KL initiates crypto regulation. Malaysia’s oversight of ICOs and cryptocurrency trading went into effect Tuesday, Bitcoin.com reports. Tokens will be regulated as securities, so exchanges and other service providers will have to apply to Kuala Lumpur’s Securities Commission for licensure. The commission is expected to coordinate regulation with Bank Negara Malaysia, the country’s monetary authority, which has made previous statements declaring crypto to not be legal tender.
While crypto cratered in ’18, exchanges flourished. Diar reports that trading volumes for digital assets surged last year, even as the price per token experienced a staggering bear market. “Retail investors may have felt the heat in 2018, as did the whole cryptocurrency industry, but exchanges have come on top closing the year with record transacting volumes,” according to the data analytics and news outlet. “And while commissions have entered a lower ticket, trade count have remained healthy.”
SBI buys crypto wallet firm. SoftBank corporate cousin SBI Holdings just invested in Swiss wallet developer Breadwinner, CoinTelegraph reports. Terms were not announced, but BRD will form part of the SBI Crypto Investment portfolio, alongside Japanese exchange VCTrade.
Totle investors bet $1M on centralizing decentralized exchanges. Arrington XRP, NEO Global Capital and Goren Holm Ventures have pooled a reported $1 million to fund Totle, which develops APIs to harmonize trading on dexes, announced the news on its blog Monday. The company says it aspires to be “the Kayak of virtual currency.”
Will the Marshalls issue the first CBDC? The Marshall Islands, a Pacific nation of 60,000 could be the first country to issue its own non-asset backed cryptocurrency, the sovereign, according to a SOV Global blog post. The archipelago, which has aspirations of being “the Cayman Islands of crypto,” according to Bitcoin.com, has retained a key advisor to Malta’s “Blockchain Island” inititative, as well as a former secretary general of the Bank for International Settlement. What makes this all the more remarkable is that the Marshalls could conceivably beat not just Malta but also Singapore and the United Arab Emirates, which reportedly have programs in place to launch central bank digital currencies. Even if the Marshalls are first through the gate with a sovereign digital asset, though, it might not technically qualify as a true CBDC. The Marshalls, lacking a central bank of their own, use U.S. dollars.
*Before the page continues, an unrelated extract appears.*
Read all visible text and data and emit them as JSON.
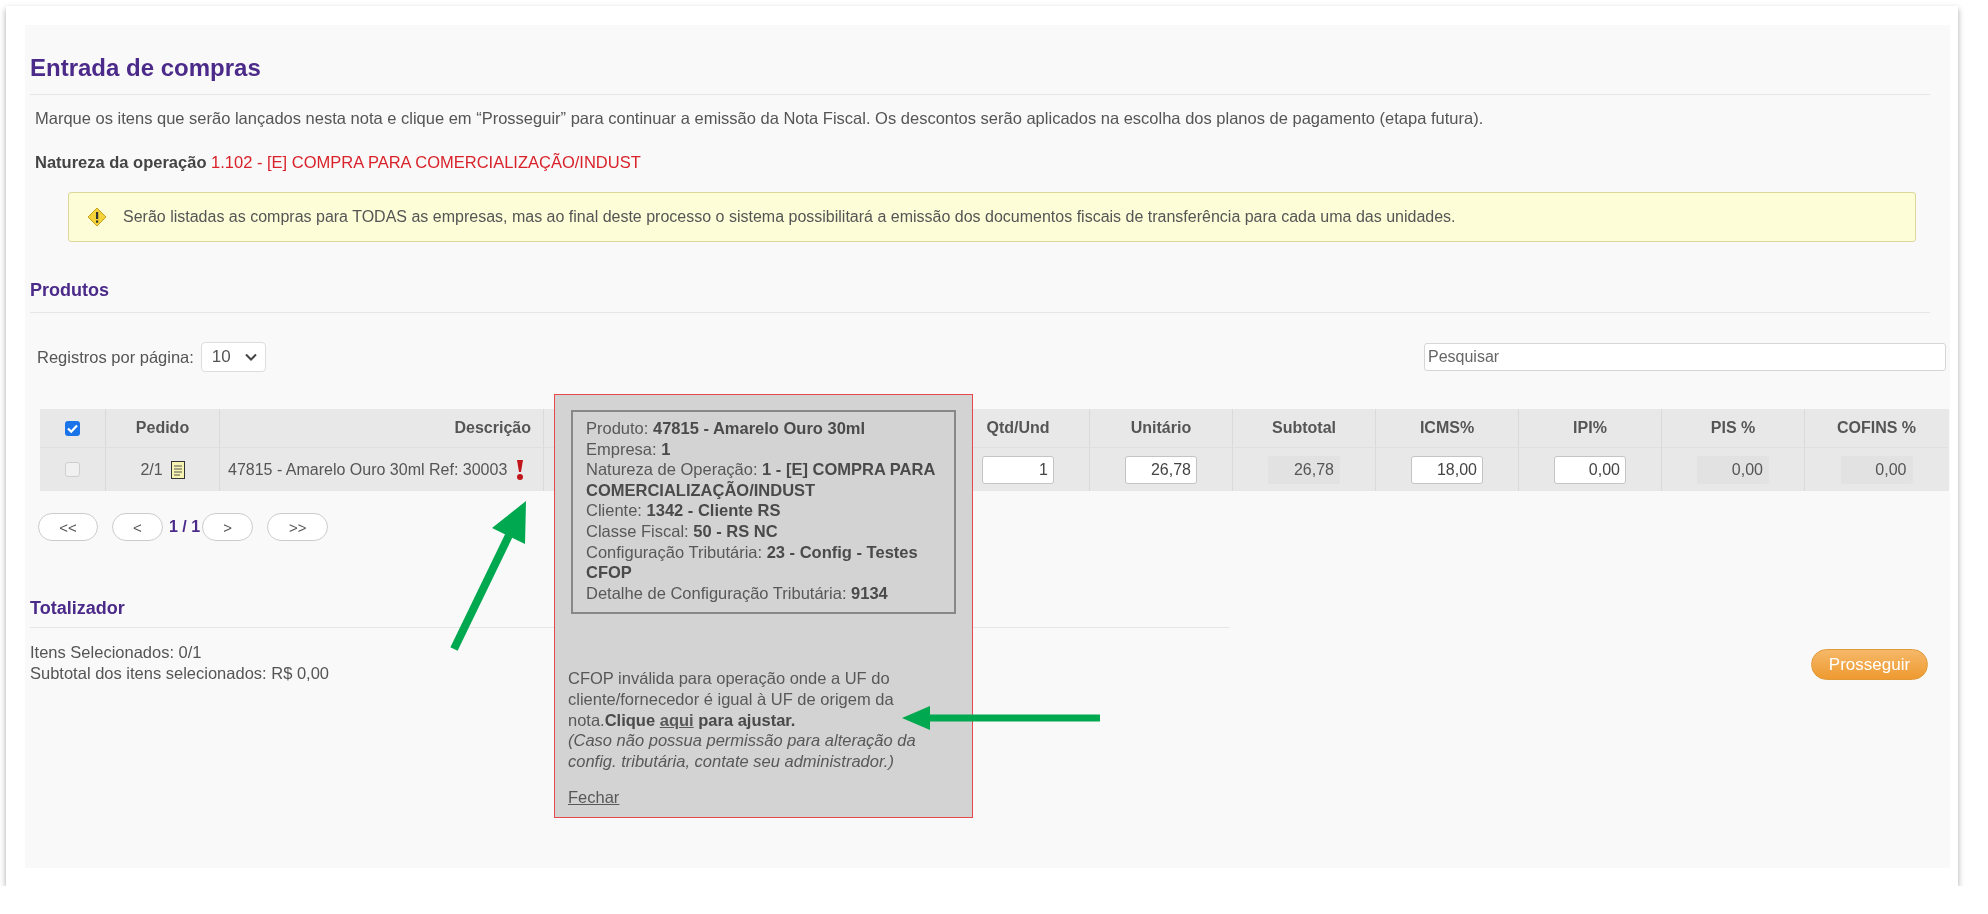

LOOKING FORWARD: An Ethereum hard fork has been delayed, according to a ChainSecurity blog post. The Constantinople upgrade appears to introduce susceptibility to re attacks in some smart contracts. Crypto enthusiasts’ fear of quantum computing might be unwarranted, at least for the immediate future. Big Blue unveiled its Q System One at CES last week, but attendees were underwhelmed, Bitcoin.com reports. It does not appear capable of breaking encryption practices to the point where it could disrupt distributed ledger technology yet.